Former US Airways president Rakesh Gangwal has joined the $17 billion (€26 billion) Teachers' Private Capital as a senior advisor – the first in a series of hires Teachers' plans to make. Gangwal will be based in New York and responsible for sourcing and evaluating technology and business services transactions for the private equity division of the Ontario Teachers' Pension Plan. He was previously chairman, president and chief executive of travel technologies company Worldspan Technologies, before which he led US Airways Group for five years and held senior positions at Air France and United Airlines. Gangwal is the first in a network of advisors comprised of executive business leaders Teachers' is working to establish to beef up its operational expertise, according to a spokeswoman.

Schroders, a UK-based asset management company, has appointed commodities specialist Eric Nelson to help launch its US private equity operations, which should open sometime in the next 24 months. The private equity direct investment platform will be part of Schroder Investment Management Group, with the firm's UK investment team managing US operations remotely. Schroders' private equity background extends to the 1983 establishment of Schroder Ventures, now known as Permira, and Schroder Ventures International Investment Trust, now SVG Capital. The firm currently has $3 billion (€1.9 billion) in private equity assets under management, said Allen.

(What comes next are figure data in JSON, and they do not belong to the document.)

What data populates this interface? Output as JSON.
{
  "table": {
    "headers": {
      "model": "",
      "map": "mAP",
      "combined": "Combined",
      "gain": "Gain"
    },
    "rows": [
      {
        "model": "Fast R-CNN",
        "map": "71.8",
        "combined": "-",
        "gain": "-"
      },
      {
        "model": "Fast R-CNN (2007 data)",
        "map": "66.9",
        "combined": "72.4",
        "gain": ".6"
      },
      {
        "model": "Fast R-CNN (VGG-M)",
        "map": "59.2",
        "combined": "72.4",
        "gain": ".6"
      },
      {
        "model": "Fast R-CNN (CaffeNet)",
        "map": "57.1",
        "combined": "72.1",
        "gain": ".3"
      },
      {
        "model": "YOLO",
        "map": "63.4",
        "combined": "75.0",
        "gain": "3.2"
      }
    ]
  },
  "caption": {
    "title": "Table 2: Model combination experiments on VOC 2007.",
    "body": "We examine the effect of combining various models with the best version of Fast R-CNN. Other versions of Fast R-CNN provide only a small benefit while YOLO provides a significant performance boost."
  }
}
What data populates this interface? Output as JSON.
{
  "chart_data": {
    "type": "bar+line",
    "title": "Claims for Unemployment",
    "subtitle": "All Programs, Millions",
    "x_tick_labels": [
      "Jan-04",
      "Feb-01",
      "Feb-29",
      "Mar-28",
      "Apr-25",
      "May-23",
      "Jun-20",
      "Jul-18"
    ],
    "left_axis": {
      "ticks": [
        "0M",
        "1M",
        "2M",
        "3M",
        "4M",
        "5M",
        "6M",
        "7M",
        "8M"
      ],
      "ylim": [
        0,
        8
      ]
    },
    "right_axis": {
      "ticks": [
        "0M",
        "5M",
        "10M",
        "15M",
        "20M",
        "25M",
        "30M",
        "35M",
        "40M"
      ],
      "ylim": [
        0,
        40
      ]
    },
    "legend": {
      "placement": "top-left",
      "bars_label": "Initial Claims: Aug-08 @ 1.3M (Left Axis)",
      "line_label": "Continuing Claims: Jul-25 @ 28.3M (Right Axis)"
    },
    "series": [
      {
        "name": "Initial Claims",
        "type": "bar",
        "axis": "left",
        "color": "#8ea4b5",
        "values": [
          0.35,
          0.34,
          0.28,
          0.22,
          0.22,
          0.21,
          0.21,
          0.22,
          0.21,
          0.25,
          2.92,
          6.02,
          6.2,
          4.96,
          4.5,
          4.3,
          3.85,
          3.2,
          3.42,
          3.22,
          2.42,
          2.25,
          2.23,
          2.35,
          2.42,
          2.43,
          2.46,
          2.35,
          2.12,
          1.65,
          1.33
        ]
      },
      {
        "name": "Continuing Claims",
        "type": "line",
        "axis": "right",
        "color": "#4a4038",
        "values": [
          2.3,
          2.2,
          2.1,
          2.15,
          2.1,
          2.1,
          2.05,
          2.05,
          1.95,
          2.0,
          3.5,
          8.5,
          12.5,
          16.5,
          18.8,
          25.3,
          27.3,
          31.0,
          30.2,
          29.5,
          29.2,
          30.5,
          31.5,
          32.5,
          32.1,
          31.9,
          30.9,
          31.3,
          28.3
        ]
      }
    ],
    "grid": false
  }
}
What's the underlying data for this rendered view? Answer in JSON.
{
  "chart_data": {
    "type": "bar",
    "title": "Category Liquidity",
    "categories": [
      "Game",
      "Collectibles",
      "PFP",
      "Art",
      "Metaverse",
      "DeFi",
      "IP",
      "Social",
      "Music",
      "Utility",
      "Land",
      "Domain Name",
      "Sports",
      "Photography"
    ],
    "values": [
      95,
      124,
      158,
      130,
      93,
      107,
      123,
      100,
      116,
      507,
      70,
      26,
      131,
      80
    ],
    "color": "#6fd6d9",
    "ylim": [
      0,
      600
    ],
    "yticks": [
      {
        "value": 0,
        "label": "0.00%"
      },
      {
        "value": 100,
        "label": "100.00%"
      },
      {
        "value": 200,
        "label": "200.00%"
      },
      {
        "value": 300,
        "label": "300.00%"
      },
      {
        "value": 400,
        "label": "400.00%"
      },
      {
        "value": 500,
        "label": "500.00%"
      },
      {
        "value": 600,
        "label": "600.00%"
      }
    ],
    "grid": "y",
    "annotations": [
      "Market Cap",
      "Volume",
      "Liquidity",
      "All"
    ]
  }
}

In the June 2008 edition of Private Equity International, we ran a feature called “Initiators of Change”. Within this feature, the entry for Robert Herz of the Financial Standards Accounting Board (FASB) claimed that American Capital Strategies had reported a loss of $813 million in the first quarter of this year as a result of implementing fair value accounting. In fact, the loss was $180 million. We would like to apologise for the error.